Sur la période 2021-2027, l’augmentation budgétaire restera importante, liée à la montée en puissance de certaines politiques prioritaires et à la facture du Brexit. Lorsqu’un pays contributeur quitte l’Union européenne, cela a un coût pour les autres, à moins de renier nos ambitions européennes. Or nous n’avons voulu rogner ni sur la politique de cohésion ni sur la politique agricole commune.

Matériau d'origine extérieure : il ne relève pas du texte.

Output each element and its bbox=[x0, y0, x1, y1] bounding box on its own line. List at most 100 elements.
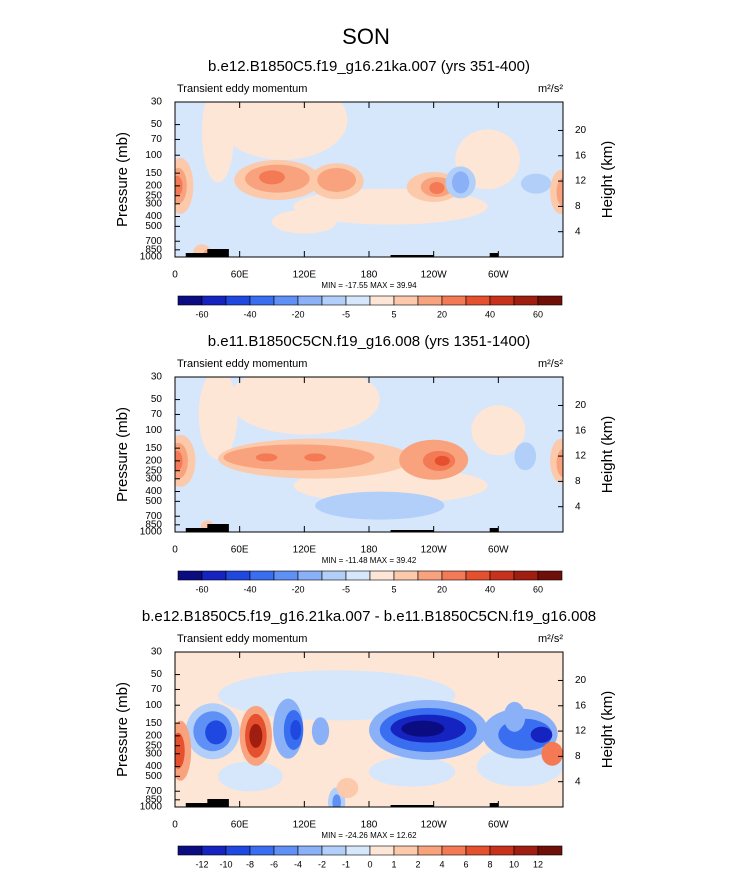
colorbar-box bbox=[417, 295, 443, 306]
stats-label: MIN = -17.55 MAX = 39.94 bbox=[321, 281, 417, 290]
y2-tick-label: 16 bbox=[575, 425, 587, 436]
left-label: Transient eddy momentum bbox=[177, 83, 307, 95]
x-tick-label: 60W bbox=[488, 545, 509, 556]
contour-fill bbox=[290, 719, 302, 740]
colorbar-box bbox=[321, 295, 347, 306]
colorbar-box bbox=[297, 295, 323, 306]
topography bbox=[489, 528, 499, 532]
colorbar-label: 2 bbox=[415, 859, 420, 869]
y-tick-label: 150 bbox=[145, 443, 162, 454]
colorbar-label: -60 bbox=[195, 584, 208, 594]
colorbar-label: -1 bbox=[342, 859, 350, 869]
x-tick-label: 0 bbox=[172, 545, 178, 556]
x-tick-label: 180 bbox=[361, 545, 378, 556]
colorbar-label: 6 bbox=[463, 859, 468, 869]
y2-tick-label: 12 bbox=[575, 451, 587, 462]
colorbar-box bbox=[513, 845, 539, 856]
y-tick-label: 150 bbox=[145, 168, 162, 179]
contour-fill bbox=[304, 453, 326, 462]
left-label: Transient eddy momentum bbox=[177, 358, 307, 370]
y-axis-label: Pressure (mb) bbox=[114, 682, 131, 777]
y2-tick-label: 8 bbox=[575, 751, 581, 762]
contour-fill bbox=[201, 102, 235, 183]
y-tick-label: 300 bbox=[145, 198, 162, 209]
contour-fill bbox=[272, 209, 337, 234]
y2-tick-label: 16 bbox=[575, 150, 587, 161]
y-tick-label: 300 bbox=[145, 473, 162, 484]
x-tick-label: 120E bbox=[293, 820, 317, 831]
y-tick-label: 700 bbox=[145, 786, 162, 797]
x-tick-label: 0 bbox=[172, 820, 178, 831]
y2-tick-label: 12 bbox=[575, 726, 587, 737]
stats-label: MIN = -24.26 MAX = 12.62 bbox=[321, 831, 417, 840]
colorbar-label: -2 bbox=[318, 859, 326, 869]
colorbar-box bbox=[321, 570, 347, 581]
y2-tick-label: 4 bbox=[575, 776, 581, 787]
colorbar-box bbox=[441, 295, 467, 306]
colorbar-box bbox=[297, 845, 323, 856]
contour-fill bbox=[541, 741, 563, 766]
y-tick-label: 500 bbox=[145, 221, 162, 232]
colorbar-box bbox=[537, 295, 563, 306]
x-tick-label: 60E bbox=[231, 270, 249, 281]
colorbar-box bbox=[177, 570, 203, 581]
colorbar-box bbox=[273, 295, 299, 306]
y-tick-label: 400 bbox=[145, 761, 162, 772]
contour-fill bbox=[556, 178, 563, 207]
contour-fill bbox=[503, 701, 526, 732]
y-tick-label: 850 bbox=[145, 519, 162, 530]
colorbar-box bbox=[225, 570, 251, 581]
contour-fill bbox=[218, 102, 348, 160]
topography bbox=[185, 253, 224, 257]
colorbar-label: -40 bbox=[243, 584, 256, 594]
y-tick-label: 400 bbox=[145, 486, 162, 497]
y2-tick-label: 20 bbox=[575, 125, 587, 136]
topography bbox=[390, 805, 434, 807]
y-tick-label: 400 bbox=[145, 211, 162, 222]
colorbar-box bbox=[177, 845, 203, 856]
colorbar-label: -8 bbox=[246, 859, 254, 869]
colorbar-box bbox=[177, 295, 203, 306]
colorbar-box bbox=[273, 570, 299, 581]
left-label: Transient eddy momentum bbox=[177, 633, 307, 645]
colorbar-box bbox=[513, 295, 539, 306]
colorbar-box bbox=[369, 845, 395, 856]
y-tick-label: 70 bbox=[151, 409, 163, 420]
y-tick-label: 500 bbox=[145, 496, 162, 507]
y-tick-label: 70 bbox=[151, 684, 163, 695]
colorbar-box bbox=[297, 570, 323, 581]
colorbar-label: 40 bbox=[485, 309, 495, 319]
colorbar-box bbox=[489, 570, 515, 581]
y-tick-label: 700 bbox=[145, 236, 162, 247]
contour-fill bbox=[315, 491, 445, 520]
contour-field bbox=[175, 377, 563, 532]
panel-title: b.e12.B1850C5.f19_g16.21ka.007 - b.e11.B… bbox=[142, 608, 596, 625]
y-tick-label: 850 bbox=[145, 794, 162, 805]
topography bbox=[489, 253, 499, 257]
figure-title: SON bbox=[342, 24, 390, 49]
y-tick-label: 250 bbox=[145, 190, 162, 201]
y-tick-label: 30 bbox=[151, 97, 163, 108]
units-label: m²/s² bbox=[538, 633, 563, 645]
y-tick-label: 200 bbox=[145, 180, 162, 191]
colorbar-box bbox=[393, 845, 419, 856]
topography bbox=[489, 803, 499, 807]
colorbar-label: -5 bbox=[342, 584, 350, 594]
x-tick-label: 120E bbox=[293, 270, 317, 281]
y-tick-label: 100 bbox=[145, 425, 162, 436]
y-tick-label: 50 bbox=[151, 669, 163, 680]
contour-field bbox=[175, 102, 563, 257]
colorbar-box bbox=[489, 845, 515, 856]
contour-fill bbox=[332, 794, 341, 807]
colorbar-label: 20 bbox=[437, 584, 447, 594]
colorbar-box bbox=[465, 295, 491, 306]
contour-fill bbox=[434, 455, 450, 466]
colorbar-box bbox=[489, 295, 515, 306]
colorbar-box bbox=[201, 845, 227, 856]
panel: b.e12.B1850C5.f19_g16.21ka.007 - b.e11.B… bbox=[114, 608, 616, 869]
contour-fill bbox=[175, 732, 185, 769]
contour-fill bbox=[451, 171, 470, 194]
y2-tick-label: 4 bbox=[575, 501, 581, 512]
y2-tick-label: 16 bbox=[575, 700, 587, 711]
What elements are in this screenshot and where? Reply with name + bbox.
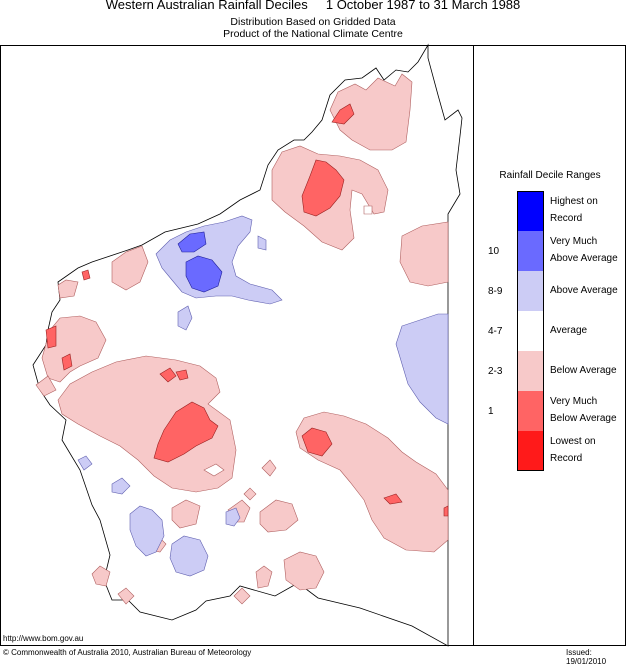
very-much-below-average-regions <box>45 103 449 517</box>
legend-range: 8-9 <box>488 286 503 297</box>
legend-range: 1 <box>488 406 494 417</box>
legend-range: 4-7 <box>488 326 503 337</box>
legend-label: Highest on Record <box>550 196 598 224</box>
legend-label: Very Much Below Average <box>550 396 617 424</box>
map-subtitle-ncc: Product of the National Climate Centre <box>223 28 403 40</box>
legend-label: Above Average <box>550 285 618 296</box>
legend-swatch <box>517 191 544 231</box>
below-average-regions <box>35 73 449 605</box>
map-subtitle-gridded: Distribution Based on Gridded Data <box>230 16 396 28</box>
legend-swatch <box>517 271 544 311</box>
legend-label: Lowest on Record <box>550 436 596 464</box>
map-title: Western Australian Rainfall Deciles 1 Oc… <box>105 0 521 12</box>
very-much-above-average-regions <box>177 231 223 293</box>
issued-date: Issued: 19/01/2010 <box>566 648 607 666</box>
copyright-notice: © Commonwealth of Australia 2010, Austra… <box>3 648 252 657</box>
legend-swatch <box>517 231 544 271</box>
legend-swatch <box>517 311 544 351</box>
legend-label: Below Average <box>550 365 617 376</box>
legend-title: Rainfall Decile Ranges <box>499 170 601 181</box>
legend-divider <box>473 45 474 646</box>
legend-range: 2-3 <box>488 366 503 377</box>
legend-range: 10 <box>488 246 500 257</box>
legend-swatch <box>517 391 544 431</box>
wa-state-outline <box>32 43 463 647</box>
legend-swatch <box>517 351 544 391</box>
source-url[interactable]: http://www.bom.gov.au <box>3 634 84 643</box>
legend-swatch <box>517 431 544 471</box>
legend-label: Very Much Above Average <box>550 236 618 264</box>
legend-label: Average <box>550 325 588 336</box>
average-gaps <box>203 205 373 477</box>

Nous partageons tous le même constat sur les rabais, qui, par la logique même qu’ils incarnent, sont en soi un échec européen. Ils ont d’abord été introduits en 1984 pour le Royaume-Uni, puis élargis à cinq autres pays, de manière relativement œcuménique sur le plan politique, à l’époque de la cohabitation, lors de la négociation du cadre financier budgétaire qui a commencé en l’an 2000. Je le regrette.

La négociation historique que nous avons menée a non seulement permis certaines augmentations de crédits, mais elle a surtout été l’occasion de franchir l’étape de la solidarité par la dette commune. Le combat pour mettre fin aux rabais continue. Leur facture globale diminue, puisque nous n’aurons plus à assumer le rabais britannique ; c’est l’une des – rares – bonnes nouvelles liées au Brexit.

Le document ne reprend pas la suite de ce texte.